Birgit Fuhrmann hat 2012 den Bachelor Angewandte Sprachen mit Vertiefung Technikkommunikation abgeschlossen. Über Praktika als Studentin fand sie den Einstieg in die Technische Dokumentation bei der Endress + Hauser Gruppe, wo sie 2018 Head Of Department Technology Media wurde. Im Video „Sprachprofis im Porträt – mit Hazel Brugger“ von 2016 gibt sie Einblick in ihre vielseitige Arbeit als Technische Redakteurin.

Was macht eine Technische Redakteurin? Birgit Fuhrmann im Porträt (Ausschnitt aus dem Video „Sprachprofis im Porträt – mit Hazel Brugger“)

Das Weiterbildungsangebot des IUED Institut für Übersetzen und Dolmetschen ist auf die Berufspraxis ausgerichtet und ermöglicht mehrsprachigen KommunikatorInnen und Sprachmittlungsprofis, ihre Kenntnisse gezielt zu vertiefen und auszubauen.
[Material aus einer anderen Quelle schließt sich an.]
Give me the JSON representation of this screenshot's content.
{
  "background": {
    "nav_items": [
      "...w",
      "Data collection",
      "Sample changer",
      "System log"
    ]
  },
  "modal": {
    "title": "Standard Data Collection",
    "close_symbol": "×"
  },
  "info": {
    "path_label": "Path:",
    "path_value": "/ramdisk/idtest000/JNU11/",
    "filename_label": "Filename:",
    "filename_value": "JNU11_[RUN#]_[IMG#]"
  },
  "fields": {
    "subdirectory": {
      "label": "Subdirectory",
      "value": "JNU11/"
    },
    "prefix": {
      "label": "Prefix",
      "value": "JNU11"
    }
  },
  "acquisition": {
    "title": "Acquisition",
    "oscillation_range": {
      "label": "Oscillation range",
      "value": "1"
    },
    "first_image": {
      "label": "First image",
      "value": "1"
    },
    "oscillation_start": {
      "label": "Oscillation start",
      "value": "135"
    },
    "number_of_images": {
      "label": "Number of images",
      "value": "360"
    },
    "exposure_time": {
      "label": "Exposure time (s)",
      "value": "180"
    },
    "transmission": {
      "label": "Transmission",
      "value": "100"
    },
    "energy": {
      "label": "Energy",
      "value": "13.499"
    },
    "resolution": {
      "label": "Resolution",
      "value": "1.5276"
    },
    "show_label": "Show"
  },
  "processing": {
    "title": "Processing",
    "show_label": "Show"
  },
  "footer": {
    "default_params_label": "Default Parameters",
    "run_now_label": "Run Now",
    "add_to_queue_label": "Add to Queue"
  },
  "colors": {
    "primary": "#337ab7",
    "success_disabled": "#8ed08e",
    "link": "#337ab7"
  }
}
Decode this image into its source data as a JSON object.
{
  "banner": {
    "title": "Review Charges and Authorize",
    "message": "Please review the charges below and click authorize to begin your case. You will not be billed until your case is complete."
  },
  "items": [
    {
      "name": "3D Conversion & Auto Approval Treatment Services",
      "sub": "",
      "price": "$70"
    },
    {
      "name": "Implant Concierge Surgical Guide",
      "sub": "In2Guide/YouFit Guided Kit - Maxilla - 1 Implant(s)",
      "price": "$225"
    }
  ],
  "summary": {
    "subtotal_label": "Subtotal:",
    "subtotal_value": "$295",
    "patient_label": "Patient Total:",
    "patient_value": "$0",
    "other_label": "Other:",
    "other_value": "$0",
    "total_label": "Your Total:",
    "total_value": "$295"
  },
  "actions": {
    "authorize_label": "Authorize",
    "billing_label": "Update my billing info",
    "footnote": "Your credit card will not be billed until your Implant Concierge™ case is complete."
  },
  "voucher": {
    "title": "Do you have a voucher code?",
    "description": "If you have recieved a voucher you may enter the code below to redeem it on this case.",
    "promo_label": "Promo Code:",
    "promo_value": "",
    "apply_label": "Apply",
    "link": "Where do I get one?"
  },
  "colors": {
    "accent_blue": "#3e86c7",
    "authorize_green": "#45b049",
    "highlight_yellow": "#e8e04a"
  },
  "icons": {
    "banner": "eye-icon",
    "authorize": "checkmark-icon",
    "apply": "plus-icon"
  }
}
Der Weiterbildungskurs „Grundlagen der Technischen Dokumentation“ vermittelt solides Grundwissen zur Bedeutung und zu den Aufgaben der Technischen Dokumentation (TD), über Arten von und Anforderungen an TD, rechtliche und normative Aspekte, Zielgruppenanalyse und Lokalisierung. An praktischen Beispielen aus dem eigenen Arbeitsbereich werden überdies Grundlagen zur Informationsentwicklung und das Schreiben in der TD analysiert und Optimierungsmöglichkeiten erarbeitet. Die Teilnehmenden können so ihr fachliches Wissen vertiefen, sich über ihre Praxiserfahrungen austauschen und gewinnen neue Einblicke und Lösungsmöglichkeiten für ihren Aufgabenbereich.